Tesla’s Model 3 might be the new hotness when it comes to electric vehicles, but Nissan is looking to take away some of that spotlight. The original Leaf brought customers a relatively affordable electric vehicle with a drive range of around 100 miles. However, the second-generation Leaf has some stiffer competition not only from the Model 3, but also the Chevrolet Bolt.
Although the second-generation Leaf isn’t supposed to make its debut until early September, the car has already been spied roaming the streets. As you can see from the images, the Leaf borrows styling cues from current Nissan vehicles like the Murano and Maxima; especially where the roof meets the rear doors. You can also see the blackout roof treatment, which is trending in a lot subcompact and compact hatchback vehicles.
Overall, the styling of the vehicle sticks pretty close to that of the Nissan IDS concept car, which is pictured below. Of course, the Leaf looks far tamer in the flesh, and makes concessions in order to remain road legal (i.e. the Leaf features door handles and ditches the wild front air dam).
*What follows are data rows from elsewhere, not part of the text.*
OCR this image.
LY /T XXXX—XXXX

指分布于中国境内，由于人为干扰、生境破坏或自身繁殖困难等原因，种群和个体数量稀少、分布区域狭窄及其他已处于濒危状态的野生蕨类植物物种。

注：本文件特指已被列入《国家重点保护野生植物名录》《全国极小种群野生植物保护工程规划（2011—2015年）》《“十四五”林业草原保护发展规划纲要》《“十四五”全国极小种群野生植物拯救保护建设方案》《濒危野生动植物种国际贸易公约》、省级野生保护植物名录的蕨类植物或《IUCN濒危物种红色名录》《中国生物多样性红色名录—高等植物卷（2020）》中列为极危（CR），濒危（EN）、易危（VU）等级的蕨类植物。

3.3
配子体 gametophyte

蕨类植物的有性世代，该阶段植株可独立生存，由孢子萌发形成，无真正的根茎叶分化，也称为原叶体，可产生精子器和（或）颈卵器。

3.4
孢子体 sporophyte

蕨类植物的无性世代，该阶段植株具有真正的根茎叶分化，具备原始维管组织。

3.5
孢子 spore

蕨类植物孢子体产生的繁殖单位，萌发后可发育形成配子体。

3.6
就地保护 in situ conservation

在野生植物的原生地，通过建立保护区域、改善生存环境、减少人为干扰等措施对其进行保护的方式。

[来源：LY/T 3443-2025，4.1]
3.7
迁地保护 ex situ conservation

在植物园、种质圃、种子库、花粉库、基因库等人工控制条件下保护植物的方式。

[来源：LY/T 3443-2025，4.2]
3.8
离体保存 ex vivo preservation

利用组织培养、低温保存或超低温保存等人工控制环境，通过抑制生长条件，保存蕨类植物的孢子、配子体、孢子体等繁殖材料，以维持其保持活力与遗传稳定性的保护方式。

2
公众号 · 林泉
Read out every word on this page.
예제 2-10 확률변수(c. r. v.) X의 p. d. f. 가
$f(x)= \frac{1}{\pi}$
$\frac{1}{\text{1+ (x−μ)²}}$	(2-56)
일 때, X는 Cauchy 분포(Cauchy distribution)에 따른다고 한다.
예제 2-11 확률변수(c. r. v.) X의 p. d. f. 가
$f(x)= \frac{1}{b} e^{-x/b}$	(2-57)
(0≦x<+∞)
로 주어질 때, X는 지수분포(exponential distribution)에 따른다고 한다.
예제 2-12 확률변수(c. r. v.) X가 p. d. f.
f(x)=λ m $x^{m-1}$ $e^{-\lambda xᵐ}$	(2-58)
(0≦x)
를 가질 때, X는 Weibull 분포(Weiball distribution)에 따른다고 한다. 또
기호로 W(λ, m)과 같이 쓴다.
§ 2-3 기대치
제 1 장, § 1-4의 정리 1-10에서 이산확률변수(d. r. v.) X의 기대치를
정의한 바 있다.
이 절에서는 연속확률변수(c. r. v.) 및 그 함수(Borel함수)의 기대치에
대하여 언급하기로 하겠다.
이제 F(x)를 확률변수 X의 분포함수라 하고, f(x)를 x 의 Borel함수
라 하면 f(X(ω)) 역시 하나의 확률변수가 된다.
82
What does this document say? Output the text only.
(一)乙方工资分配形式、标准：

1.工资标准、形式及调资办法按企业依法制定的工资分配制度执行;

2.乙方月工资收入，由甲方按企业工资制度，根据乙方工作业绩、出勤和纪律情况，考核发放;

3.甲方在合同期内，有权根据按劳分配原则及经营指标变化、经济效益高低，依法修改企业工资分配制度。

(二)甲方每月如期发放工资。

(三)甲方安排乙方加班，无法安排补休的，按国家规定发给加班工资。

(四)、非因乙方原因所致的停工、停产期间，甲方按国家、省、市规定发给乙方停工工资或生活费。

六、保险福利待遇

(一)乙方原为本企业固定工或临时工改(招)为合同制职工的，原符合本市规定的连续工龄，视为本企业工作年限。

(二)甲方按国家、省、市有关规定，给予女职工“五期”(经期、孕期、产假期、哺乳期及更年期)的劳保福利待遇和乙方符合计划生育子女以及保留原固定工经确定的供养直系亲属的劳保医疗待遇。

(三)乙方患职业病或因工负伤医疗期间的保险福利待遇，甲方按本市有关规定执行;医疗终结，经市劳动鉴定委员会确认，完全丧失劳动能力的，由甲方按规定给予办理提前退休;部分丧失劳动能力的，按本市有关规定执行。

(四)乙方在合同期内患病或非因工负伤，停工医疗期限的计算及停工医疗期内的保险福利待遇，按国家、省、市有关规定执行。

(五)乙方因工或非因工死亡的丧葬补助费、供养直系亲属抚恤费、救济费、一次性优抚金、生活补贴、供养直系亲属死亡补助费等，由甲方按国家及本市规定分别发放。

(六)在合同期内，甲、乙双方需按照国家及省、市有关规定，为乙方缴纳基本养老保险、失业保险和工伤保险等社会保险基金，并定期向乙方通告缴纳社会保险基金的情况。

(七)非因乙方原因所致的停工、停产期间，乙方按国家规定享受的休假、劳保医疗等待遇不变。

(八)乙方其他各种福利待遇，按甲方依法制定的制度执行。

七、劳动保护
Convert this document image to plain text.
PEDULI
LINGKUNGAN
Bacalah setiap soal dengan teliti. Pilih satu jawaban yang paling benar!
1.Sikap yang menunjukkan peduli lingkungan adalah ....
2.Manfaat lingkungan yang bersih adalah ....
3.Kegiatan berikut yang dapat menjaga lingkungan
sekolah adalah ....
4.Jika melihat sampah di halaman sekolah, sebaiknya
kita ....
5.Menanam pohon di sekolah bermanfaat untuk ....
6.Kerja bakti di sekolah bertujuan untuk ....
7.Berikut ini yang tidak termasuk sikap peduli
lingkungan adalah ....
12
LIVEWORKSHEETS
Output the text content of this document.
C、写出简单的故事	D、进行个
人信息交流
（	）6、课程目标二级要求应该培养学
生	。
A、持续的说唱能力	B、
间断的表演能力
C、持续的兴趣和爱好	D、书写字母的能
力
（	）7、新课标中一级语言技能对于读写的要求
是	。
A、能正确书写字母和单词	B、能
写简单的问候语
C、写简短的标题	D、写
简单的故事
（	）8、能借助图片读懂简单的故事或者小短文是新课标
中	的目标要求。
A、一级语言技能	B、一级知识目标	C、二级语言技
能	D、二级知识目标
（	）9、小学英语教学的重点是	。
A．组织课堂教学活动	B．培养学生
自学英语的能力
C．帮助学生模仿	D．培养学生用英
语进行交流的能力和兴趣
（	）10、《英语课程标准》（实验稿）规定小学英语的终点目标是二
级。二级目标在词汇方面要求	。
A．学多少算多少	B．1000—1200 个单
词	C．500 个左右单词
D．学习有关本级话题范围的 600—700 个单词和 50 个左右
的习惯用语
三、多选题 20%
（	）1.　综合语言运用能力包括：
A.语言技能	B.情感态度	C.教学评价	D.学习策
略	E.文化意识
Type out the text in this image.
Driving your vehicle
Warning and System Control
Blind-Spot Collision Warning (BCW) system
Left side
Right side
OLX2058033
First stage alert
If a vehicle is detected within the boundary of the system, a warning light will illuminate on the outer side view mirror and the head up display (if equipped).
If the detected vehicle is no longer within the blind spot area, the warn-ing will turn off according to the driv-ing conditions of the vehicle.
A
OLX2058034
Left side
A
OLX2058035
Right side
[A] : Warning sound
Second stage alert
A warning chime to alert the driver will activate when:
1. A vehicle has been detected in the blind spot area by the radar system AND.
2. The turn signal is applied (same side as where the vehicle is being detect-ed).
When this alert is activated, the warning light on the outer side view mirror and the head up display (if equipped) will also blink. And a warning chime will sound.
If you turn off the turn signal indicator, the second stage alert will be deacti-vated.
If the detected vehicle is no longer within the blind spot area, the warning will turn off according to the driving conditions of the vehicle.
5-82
Since we can’t mention the Leaf without bringing up the Model 3 and Bolt, we should point out that those two vehicles are rated to travel up to 310 miles and 238 miles respectively per charge. It’s expected that the new Leaf will at least be capable of traveling 200 miles per change, although we’re hoping for at least 250 miles; 300 miles would just be the icing on the cake.
Besides its funky styling, the Nissan Leaf will be loaded with technology, including ProPILOT Park which allows you to select a spot and have the vehicle automatically park for you. You can also expect for the Leaf to have a full suite of semi-autonomous driving and advanced safety features that are expected of new vehicles today.
The other big unknown with respect to the new Leaf (other than its range) is pricing. The current Leaf has a base MSRP of $30,680 before federal and state tax credits/rebates. The Model 3 (220-mile version) and Bolt have base prices of $35,000 and $37,495 respectively. Expect for the Leaf to stick adhere close to that pricing strategy if it wants to have continued success in the EV market.